Jika Nabi saw yang selalu di bawah bimbingan dan arahan Allah saja masih sulit untuk berlaku adil soal perasaan bagaimana dengan umatnya? Apakah bisa berlaku adil melebihi baginda Nabi?
Kekhususan Nabi saw untuk melakukan praktik poligami tertuang dalam QS. al-Ahzab (33): 50. Pemaparan tentang QS. al-Ahzab (33): 50 pada intinya menjelaskan tentang kekhususan bagi Nabi tentang pernikahan yang telah disimpulkan oleh AA Ayang, yaitu:
- Kebolehan Nabi untuk menikah lebih dari empat.
- Kebolehan Nabi untuk menikahi perempuan yang mengajukan dirinya untuk dinikahi Nabi.
- Kebolehan Nabi untuk menikahi seorang perempuan tanpa ada wali, mahar ataupun saksi.
- Khusus untuk Nabi hanya boleh menikahi perempuan beriman.

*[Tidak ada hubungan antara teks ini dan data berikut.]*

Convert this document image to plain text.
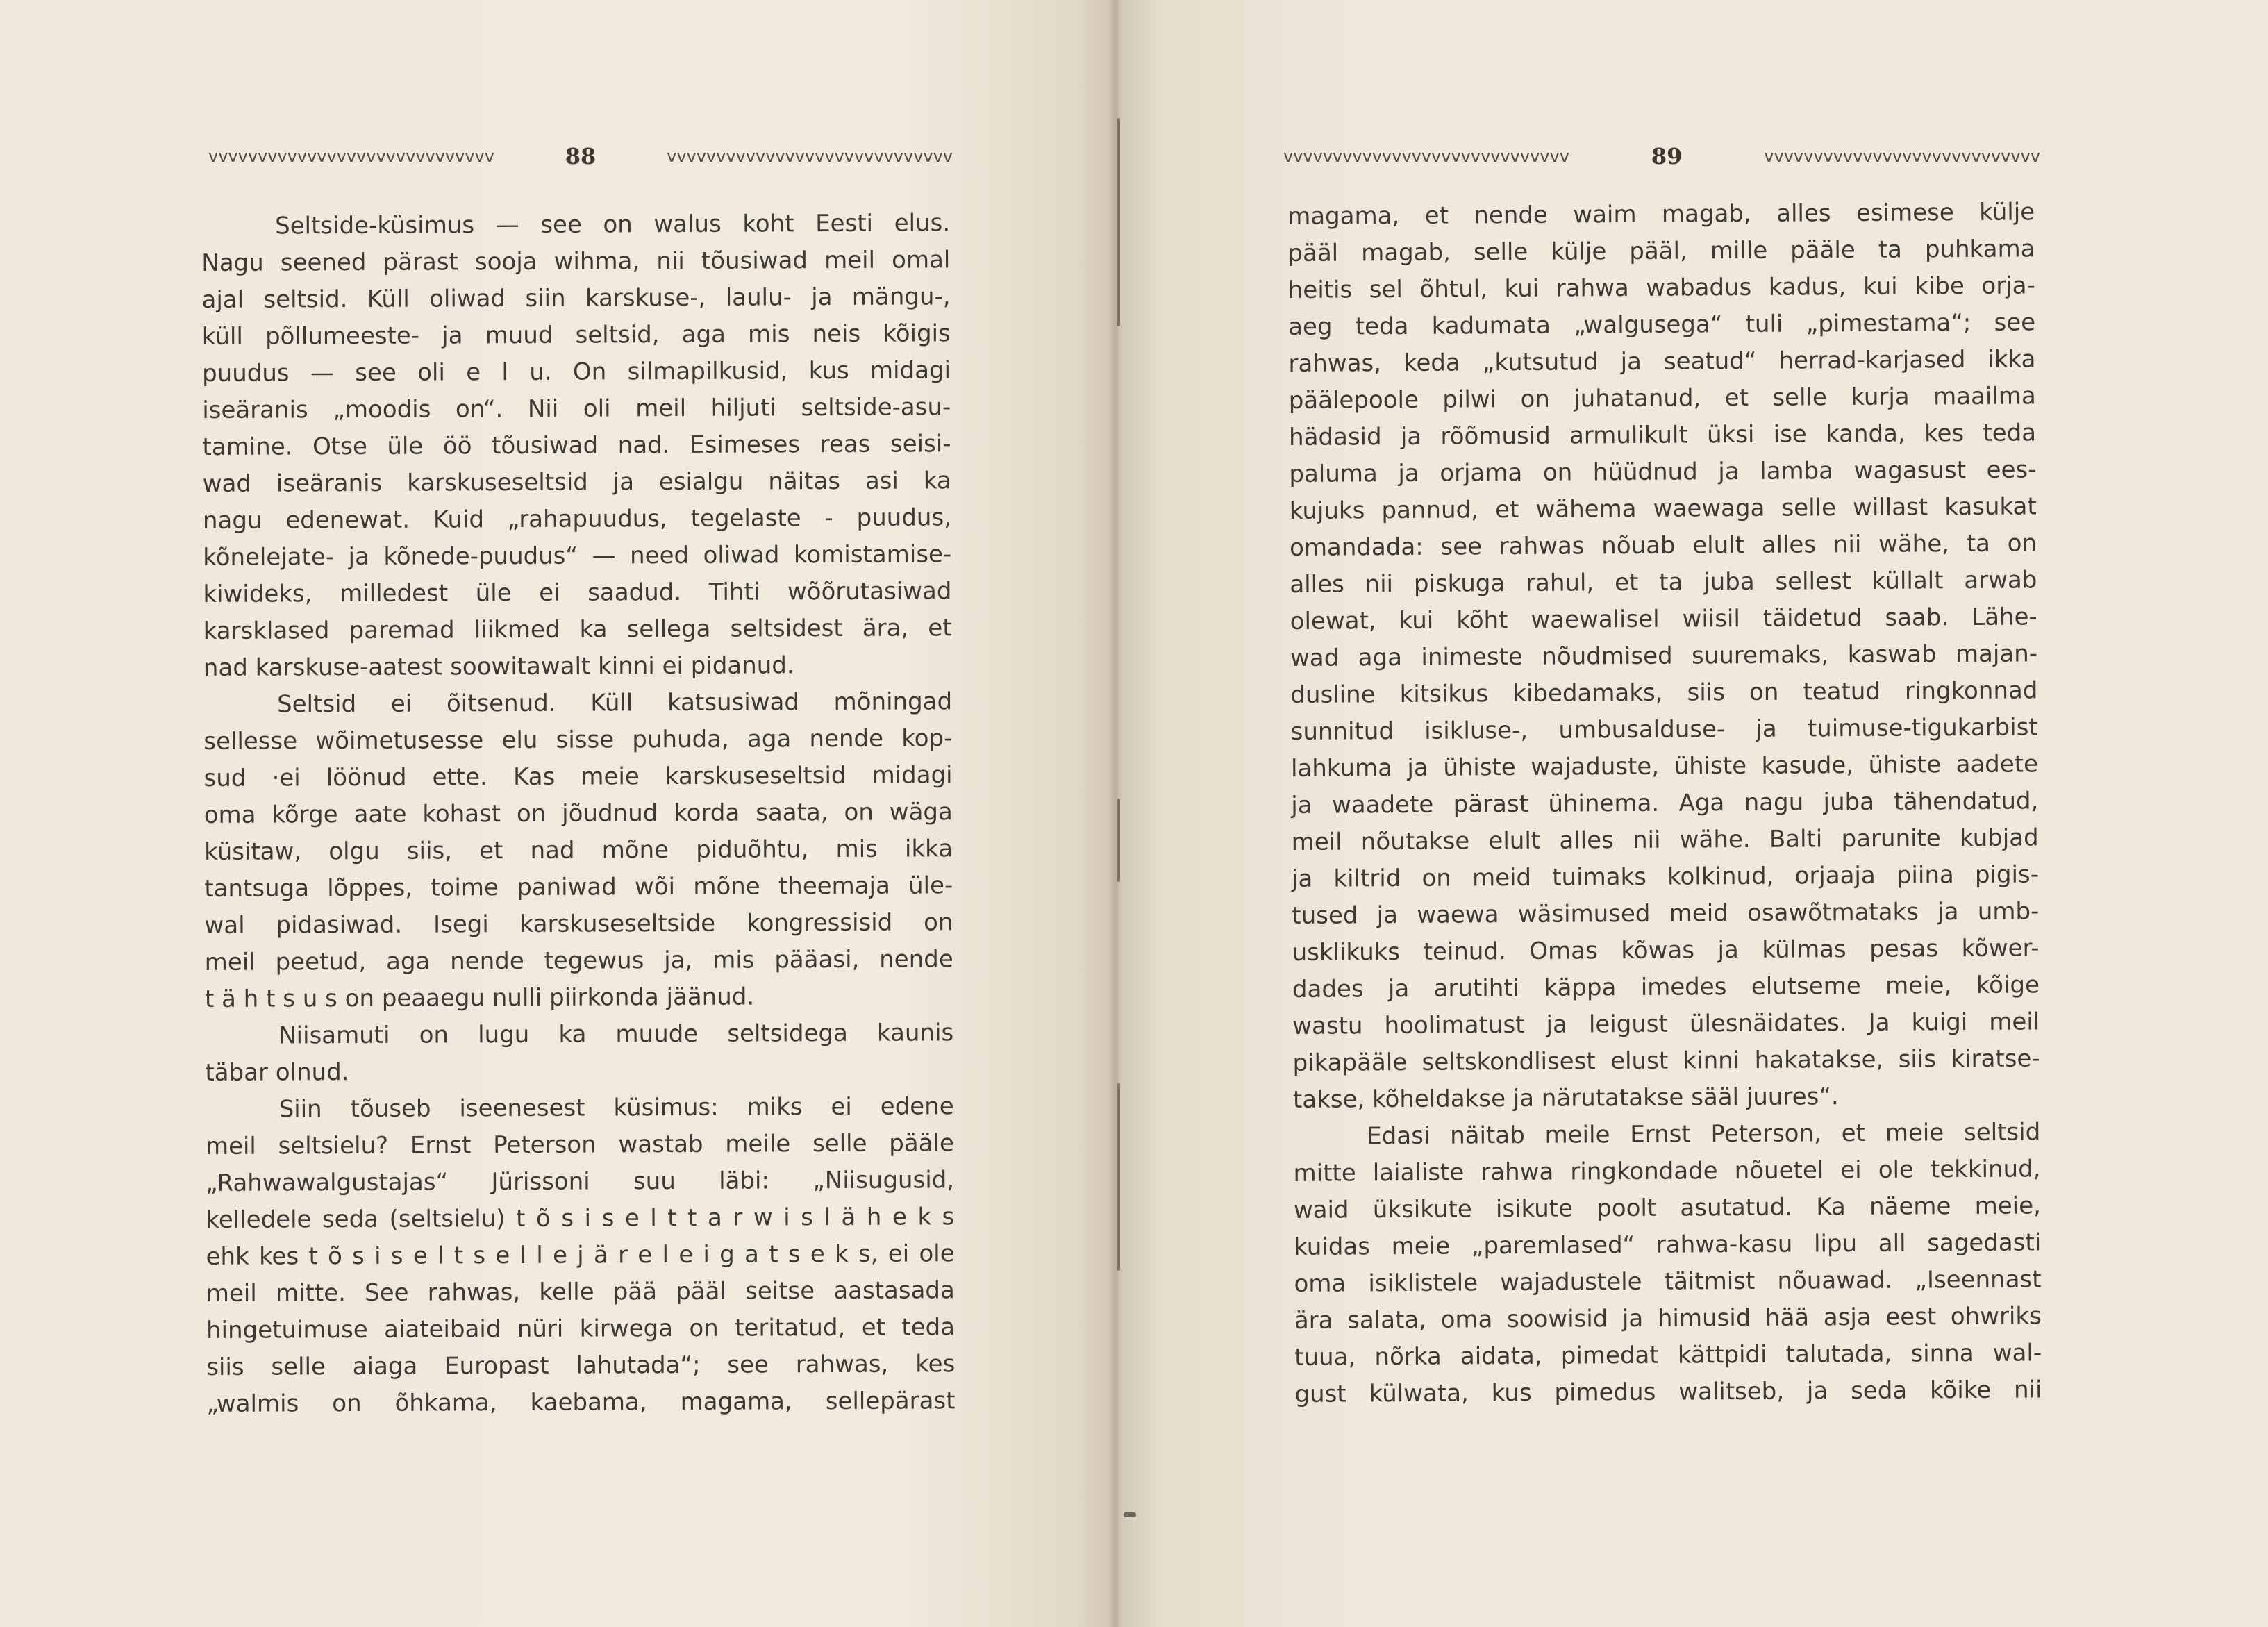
vvvvvvvvvvvvvvvvvvvvvvvvvvvvv	88	vvvvvvvvvvvvvvvvvvvvvvvvvvvvv
Seltside-küsimus — see on walus koht Eesti elus.
Nagu seened pärast sooja wihma, nii tõusiwad meil omal
ajal seltsid. Küll oliwad siin karskuse-, laulu- ja mängu-,
küll põllumeeste- ja muud seltsid, aga mis neis kõigis
puudus — see oli e l u. On silmapilkusid, kus midagi
iseäranis „moodis on“. Nii oli meil hiljuti seltside-asu-
tamine. Otse üle öö tõusiwad nad. Esimeses reas seisi-
wad iseäranis karskuseseltsid ja esialgu näitas asi ka
nagu edenewat. Kuid „rahapuudus, tegelaste - puudus,
kõnelejate- ja kõnede-puudus“ — need oliwad komistamise-
kiwideks, milledest üle ei saadud. Tihti wõõrutasiwad
karsklased paremad liikmed ka sellega seltsidest ära, et
nad karskuse-aatest soowitawalt kinni ei pidanud.
Seltsid ei õitsenud. Küll katsusiwad mõningad
sellesse wõimetusesse elu sisse puhuda, aga nende kop-
sud ·ei löönud ette. Kas meie karskuseseltsid midagi
oma kõrge aate kohast on jõudnud korda saata, on wäga
küsitaw, olgu siis, et nad mõne piduõhtu, mis ikka
tantsuga lõppes, toime paniwad wõi mõne theemaja üle-
wal pidasiwad. Isegi karskuseseltside kongressisid on
meil peetud, aga nende tegewus ja, mis pääasi, nende
t ä h t s u s on peaaegu nulli piirkonda jäänud.
Niisamuti on lugu ka muude seltsidega kaunis
täbar olnud.
Siin tõuseb iseenesest küsimus: miks ei edene
meil seltsielu? Ernst Peterson wastab meile selle pääle
„Rahwawalgustajas“ Jürissoni suu läbi: „Niisugusid,
kelledele seda (seltsielu) t õ s i s e l t t a r w i s l ä h e k s
ehk kes t õ s i s e l t s e l l e j ä r e l e i g a t s e k s, ei ole
meil mitte. See rahwas, kelle pää pääl seitse aastasada
hingetuimuse aiateibaid nüri kirwega on teritatud, et teda
siis selle aiaga Europast lahutada“; see rahwas, kes
„walmis on õhkama, kaebama, magama, sellepärast
vvvvvvvvvvvvvvvvvvvvvvvvvvvvv	89	vvvvvvvvvvvvvvvvvvvvvvvvvvvv
magama, et nende waim magab, alles esimese külje
pääl magab, selle külje pääl, mille pääle ta puhkama
heitis sel õhtul, kui rahwa wabadus kadus, kui kibe orja-
aeg teda kadumata „walgusega“ tuli „pimestama“; see
rahwas, keda „kutsutud ja seatud“ herrad-karjased ikka
päälepoole pilwi on juhatanud, et selle kurja maailma
hädasid ja rõõmusid armulikult üksi ise kanda, kes teda
paluma ja orjama on hüüdnud ja lamba wagasust ees-
kujuks pannud, et wähema waewaga selle willast kasukat
omandada: see rahwas nõuab elult alles nii wähe, ta on
alles nii piskuga rahul, et ta juba sellest küllalt arwab
olewat, kui kõht waewalisel wiisil täidetud saab. Lähe-
wad aga inimeste nõudmised suuremaks, kaswab majan-
dusline kitsikus kibedamaks, siis on teatud ringkonnad
sunnitud isikluse-, umbusalduse- ja tuimuse-tigukarbist
lahkuma ja ühiste wajaduste, ühiste kasude, ühiste aadete
ja waadete pärast ühinema. Aga nagu juba tähendatud,
meil nõutakse elult alles nii wähe. Balti parunite kubjad
ja kiltrid on meid tuimaks kolkinud, orjaaja piina pigis-
tused ja waewa wäsimused meid osawõtmataks ja umb-
usklikuks teinud. Omas kõwas ja külmas pesas kõwer-
dades ja arutihti käppa imedes elutseme meie, kõige
wastu hoolimatust ja leigust ülesnäidates. Ja kuigi meil
pikapääle seltskondlisest elust kinni hakatakse, siis kiratse-
takse, kõheldakse ja närutatakse sääl juures“.
Edasi näitab meile Ernst Peterson, et meie seltsid
mitte laialiste rahwa ringkondade nõuetel ei ole tekkinud,
waid üksikute isikute poolt asutatud. Ka näeme meie,
kuidas meie „paremlased“ rahwa-kasu lipu all sagedasti
oma isiklistele wajadustele täitmist nõuawad. „Iseennast
ära salata, oma soowisid ja himusid hää asja eest ohwriks
tuua, nõrka aidata, pimedat kättpidi talutada, sinna wal-
gust külwata, kus pimedus walitseb, ja seda kõike nii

Menurut AA Ayang, jika ada yang mengatakan poligami merupakan Sunah Rasul maka ini merupakan hal yang keliru karena Rasul tidak menikah hanya kepada empat perempuan melainkan 24 sampai 28 perempuan dengan kekhususan hanya kepada Nabi saw. Maka dari itu praktik poligami hanya khusus kepada baginda Nabi dan umat Islam tidak dapat mengikutinya. []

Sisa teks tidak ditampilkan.